Changing Roles of Learner and Teacher

To address the question “How would one differentiate between learners and teachers/facilitators in the context of participatory learning and Web 2.0?” I am going to quote a passage from the John Seely Brown book, A New Culture of Learning to answer this question.  “In the new culture of learning, people learn through their interaction and participation with one another in fluid relationships that are the result of shared interests and opportunity.”

After reading the interview article I went out to and bought the Kindle version of the book and had it delivered to my Android tablet and was reading it within a few minutes. <– Excellent example of why I love technology.  I’m about 40% of the way through the book and it’s a good read so far.

What do you see as your role in 2025?This is an interesting question and I think that it relates to my reading in Intro to Distance Education this week.  This week we studied the history of distance education.  I was amazed at all of the technologies that have been used in the past to offer distance education to learners.  This relates to the question at hand because there have been so many different ways that people have learned and taught from a distance over the years since the early 1880’s when people started studying at home.  There have been courses by mail, radio, television, open universities, teleconferencing, and now the Internet.

The Internet is growing and changing on a daily basis and as things progress there will be more and more ways to engage in teaching and learning.  I see a lot of mobile interaction among learners in informal ways.  I was thinking this morning, as televisions are now able to stream the Internet, I wonder if courses via television will make a comeback?  I can see with interactive technologies like the Xbox Kinect people taking an interactive course, such as that Intro to CSI course I took awhile back.  I can imagine loading an interactive course and a few classmates interacting to solve a crime, using what they have learned from their reading to actually put into practice what they’ve learned.

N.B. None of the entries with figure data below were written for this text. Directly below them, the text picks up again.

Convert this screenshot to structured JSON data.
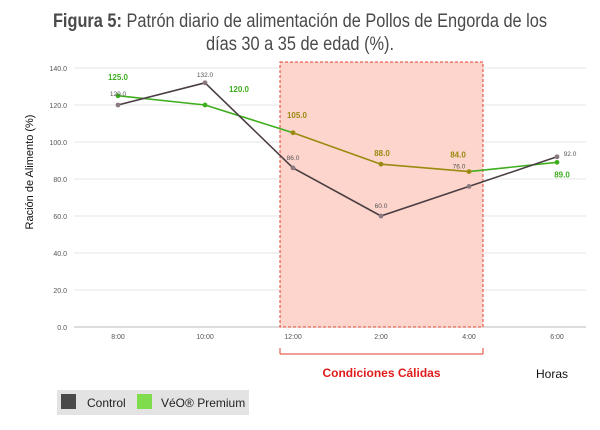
{
  "title": {
    "prefix": "Figura 5:",
    "text": "Patrón diario de alimentación de Pollos de Engorda de los días 30 a 35 de edad (%)."
  },
  "chart_data": {
    "type": "line",
    "ylabel": "Ración de Alimento (%)",
    "xlabel": "Horas",
    "categories": [
      "8:00",
      "10:00",
      "12:00",
      "2:00",
      "4:00",
      "6:00"
    ],
    "ylim": [
      0,
      140
    ],
    "yticks": [
      "0.0",
      "20.0",
      "40.0",
      "60.0",
      "80.0",
      "100.0",
      "120.0",
      "140.0"
    ],
    "grid": true,
    "legend_position": "bottom-left",
    "series": [
      {
        "name": "Control",
        "color": "#4a3e42",
        "values": [
          120.0,
          132.0,
          86.0,
          60.0,
          76.0,
          92.0
        ],
        "labels": [
          "120.0",
          "132.0",
          "86.0",
          "60.0",
          "76.0",
          "92.0"
        ]
      },
      {
        "name": "VéO® Premium",
        "color": "#3fae1e",
        "values": [
          125.0,
          120.0,
          105.0,
          88.0,
          84.0,
          89.0
        ],
        "labels": [
          "125.0",
          "120.0",
          "105.0",
          "88.0",
          "84.0",
          "89.0"
        ]
      }
    ],
    "highlight": {
      "label": "Condiciones Cálidas",
      "from": "12:00",
      "to": "4:00",
      "fill": "#fdd5cc",
      "border": "#e0402a",
      "label_color": "#e01d1d"
    },
    "warm_segment_color": "#9a8a10"
  },
  "legend": {
    "items": [
      {
        "label": "Control",
        "color": "#4a4a4a"
      },
      {
        "label": "VéO® Premium",
        "color": "#7fdc4c"
      }
    ]
  }
}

I could also see using streaming Internet applications like Netflix, Hulu, and Amazon being able to stream lectures in an Open University format.  I was impressed with the Udacity article and seriously considered signing up for the learn how to create your own search engine course.  Can you see something like this being available to stream over the television?  I can and I think some things would be great for entire family learning.  I could see my husband, myself, and my 14 year old son taking that search engine design class together.

I can’t even imagine what will be available for us as teachers and learners in 2025 to even predict my role.  But I can say without question that whatever technologies role my way I’ll try to approach each one with an open mind to evaluate their use and effectiveness within whatever role I’ll be in at that time.

Moore, M. G., & Kearsley, G. (2012). The Historical Context. In M. G. Moore, & G. Kearsley, Distance Education: A systems view of online learning (pp. 23-44). Belmont: Wadsworth.

Thomas, D., & Brown, J. S. (2011). A New Culture of Learning: Cultivating the Imagination for a World of Constant Change. Kindle Edition.